Não olhei para Marcelo, mas senti aquele calor que vem do olhar de alguém que te encara, analisa.
— Sim, claro. — Fiquei atenta, profissionalmente, atenta a Talita.
— Então, por gentileza...
Ela conhece o conceito da palavra gentileza? Pisquei totalmente sem acreditar. Não imaginava que ela conhecia gentileza!
— Você poderia abri-lo e realizar algumas atualizações? — Continuou ela, estendendo uma lista. — Aqui estão os dados para que coloque no sistema.
— Certo. — Peguei a lista. O senhor Marcelo? Caladão. Só observando. — Farei agora. — Me virei para sentar e começar o serviço, mas eis que...
A Sorte e eu não combinavam. Somos como água e óleo.
O meu copo, que ainda tinha água, caiu da mesa, quicou no chão e derramou toda a água no CPU do computador. Todos olhamos aquela desgraça acontecer em câmera lenta. Em um segundo, o computador desligou e uma fumaça cinza subiu colocando um cheiro horrível no ambiente.

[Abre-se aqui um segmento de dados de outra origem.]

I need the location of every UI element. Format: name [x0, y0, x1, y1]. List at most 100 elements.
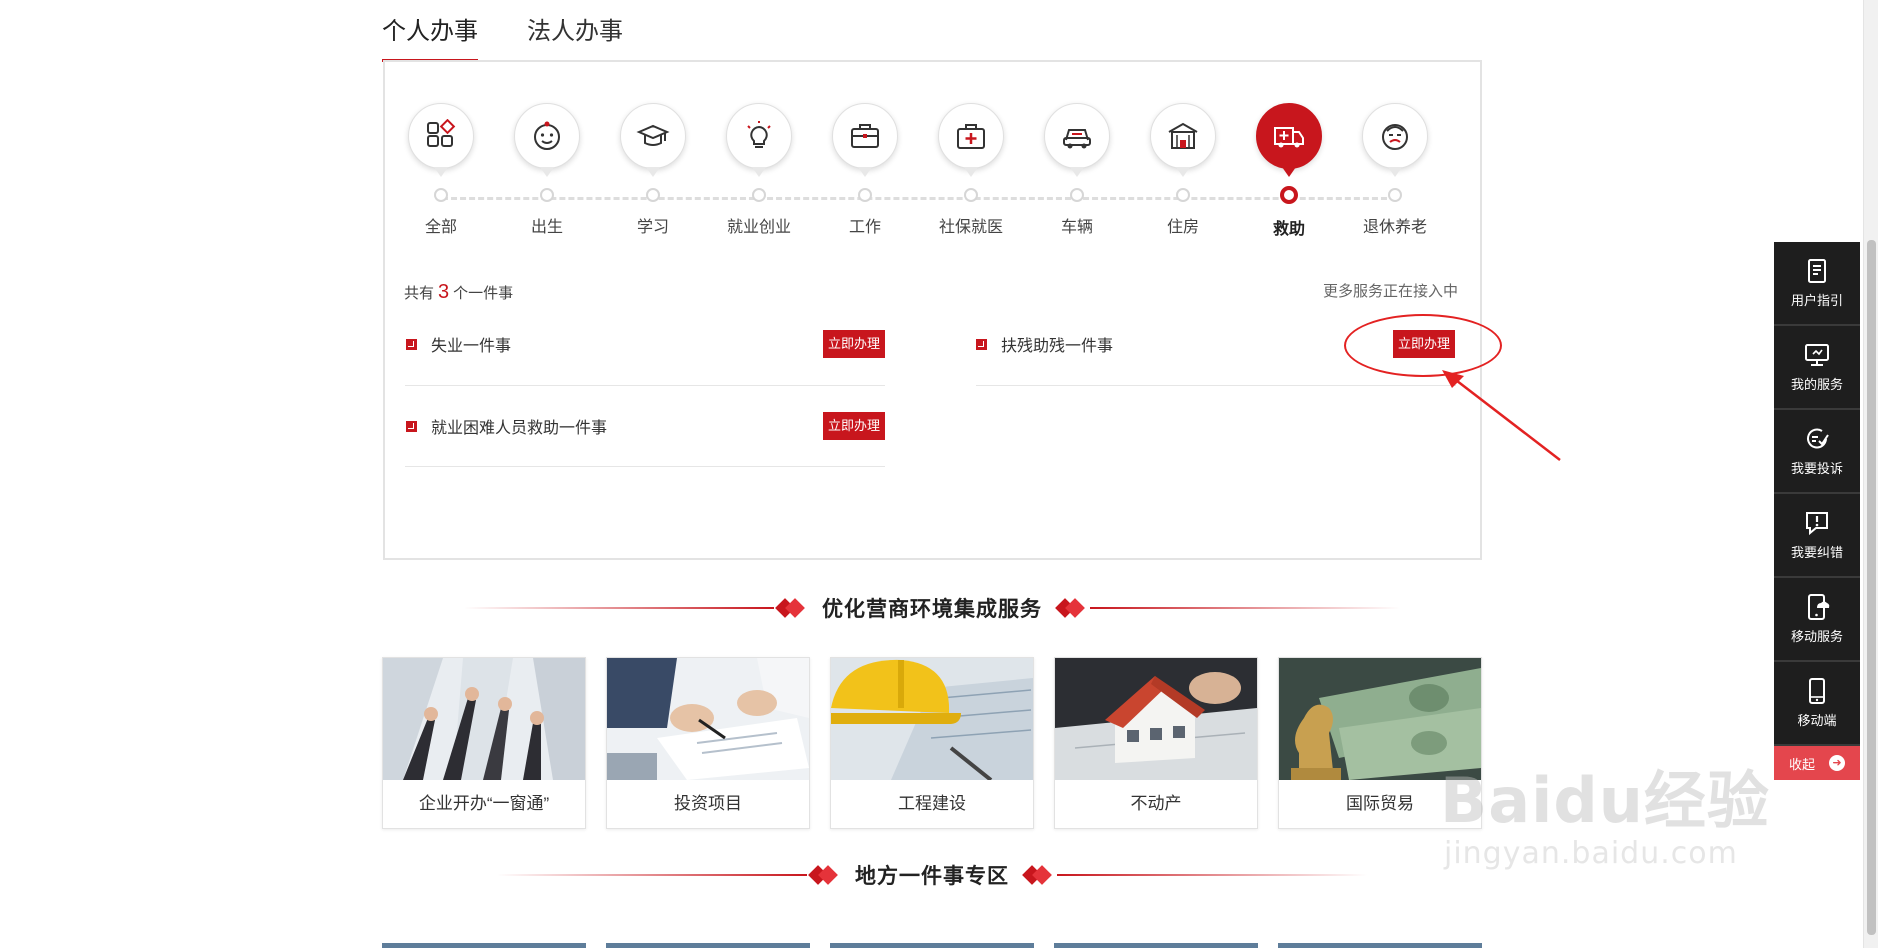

— Meu Deus! — Resmungou Talita, colocando a mão na testa.
— Desculpa, gente. — Tentei limpar a bagunça, ressuscitar meu computador, reverter o desastre por conta do nervosismo. O mais importante: NÃO SER DEMITIDA!
— Eduarda. — Ele disse meu nome.
Senti uma coisa estranha se formar no meu estômago e expandir como calor por todo corpo. Meio que ignorei. Não dar para ficar fazendo fantasias e alimentar a carência com belezas e gentileza de um homem que deve pegar geral, ainda mais quando ele é seu chefe do trabalho em que você é colaborador e estar por um fio de ser desligada.
— Eu pago — disse rapidamente — Eu só... — Consegui papel, me ajoelhei para enxugar o chão também.
— Eduarda. — Escutei meu nome saindo da boca dele mais uma vez, depois uma mão grande estender-se ao meu lado.
Encarei aqueles dedos longos. Ele estava querendo ser gentil, mais uma vez em poucas horas do dia. Finalmente o segurei. Era tão quente, firme e para minha surpresa havia calos nela. Me ergui, ajustando a saia. Vermelha de vergonha e com muito calor, que estava associado ao homem do meu lado e todo o desastre ambulante que sou, fiquei ereta sobre meus saltos trêmulos.
Fica calma Eduarda. Fica calma! Por favor!
Ele estava me olhando de um jeito intimidador. Sei lá, como se gostasse de me olhar, ou, apenas, gostasse de olhar qualquer mulher que esteja vulnerável do seu lado.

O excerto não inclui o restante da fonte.